The NYT went on to explain that in 2007, 6 percent of automotive and industrial batteries were exported to Mexico. What is the percentage now, you may wonder? 20. 20 percent of these batteries are being sent to Mexico, and that’s only the ones that are being brought their to the government’s knowledge. Smuggled batteries and batteries within other goods are also going into the country.
What’s the big deal about Mexico having a bunch of our trash essentially? The workers that recycle the batteries in Mexico have to break the battery open in order to do so. This releases lead from the battery and later when the used batteries are melted down that releases the lead in emissions.
Lead poisoning has been linked to a number of harmful health effects including kidney damage, severe behavioral and developmental issues in children, abdominal pain, and more.

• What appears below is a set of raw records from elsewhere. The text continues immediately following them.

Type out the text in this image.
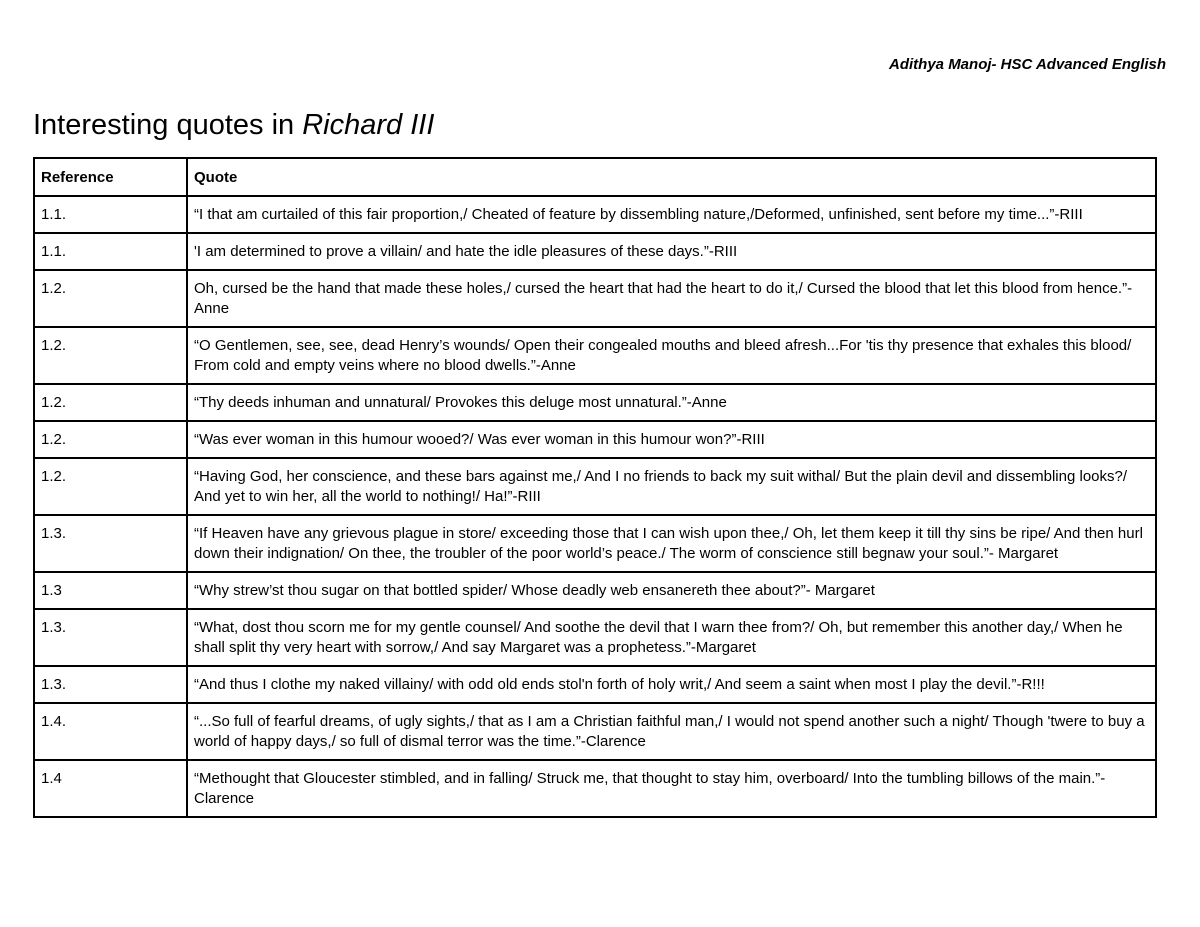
Adithya Manoj- HSC Advanced English
Interesting quotes in Richard III
Reference	Quote
1.1.	“I that am curtailed of this fair proportion,/ Cheated of feature by dissembling nature,/Deformed, unfinished, sent before my time...”-RIII
1.1.	'I am determined to prove a villain/ and hate the idle pleasures of these days.”-RIII
1.2.	Oh, cursed be the hand that made these holes,/ cursed the heart that had the heart to do it,/ Cursed the blood that let this blood from hence.”- Anne
1.2.	“O Gentlemen, see, see, dead Henry’s wounds/ Open their congealed mouths and bleed afresh...For 'tis thy presence that exhales this blood/ From cold and empty veins where no blood dwells.”-Anne
1.2.	“Thy deeds inhuman and unnatural/ Provokes this deluge most unnatural.”-Anne
1.2.	“Was ever woman in this humour wooed?/ Was ever woman in this humour won?”-RIII
1.2.	“Having God, her conscience, and these bars against me,/ And I no friends to back my suit withal/ But the plain devil and dissembling looks?/ And yet to win her, all the world to nothing!/ Ha!”-RIII
1.3.	“If Heaven have any grievous plague in store/ exceeding those that I can wish upon thee,/ Oh, let them keep it till thy sins be ripe/ And then hurl down their indignation/ On thee, the troubler of the poor world’s peace./ The worm of conscience still begnaw your soul.”- Margaret
1.3	“Why strew’st thou sugar on that bottled spider/ Whose deadly web ensanereth thee about?”- Margaret
1.3.	“What, dost thou scorn me for my gentle counsel/ And soothe the devil that I warn thee from?/ Oh, but remember this another day,/ When he shall split thy very heart with sorrow,/ And say Margaret was a prophetess.”-Margaret
1.3.	“And thus I clothe my naked villainy/ with odd old ends stol'n forth of holy writ,/ And seem a saint when most I play the devil.”-R!!!
1.4.	“...So full of fearful dreams, of ugly sights,/ that as I am a Christian faithful man,/ I would not spend another such a night/ Though 'twere to buy a world of happy days,/ so full of dismal terror was the time.”-Clarence
1.4	“Methought that Gloucester stimbled, and in falling/ Struck me, that thought to stay him, overboard/ Into the tumbling billows of the main.”-Clarence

According to the NYT article, soil at a school near one such recycling plant revealed traces of lead in it when tested. Countless people are being exposed to lead due to these recycling plants. Batter recycling plants in the U.S. seem to have safety and security measures that lock down the place like they were avoiding an airborne plague, but the Mexican plants do not have access to these types of secured methods.
The reason nothing is being done basically boils down to the fact that Mexico has regulations about proper recycling but they are poorly enforced. There are limits on how much each plant is allowed to release both here and in Mexico, but in Mexico they can release 20 times more than they would be able to here, says the NYT.
Companies that are sending their recycling to Mexico have the ability to turn out more than they could in the U.S. These companies make claims that they will bring their plants there as safe as the ones here, but it could simply be it’s more cost effective there and nothing will be done to fix the hazards. Lead is valuable and companies can get away with more by outsourcing the recycling to Mexico—you tell me, do you think they care about the lead poisoned residents and workers?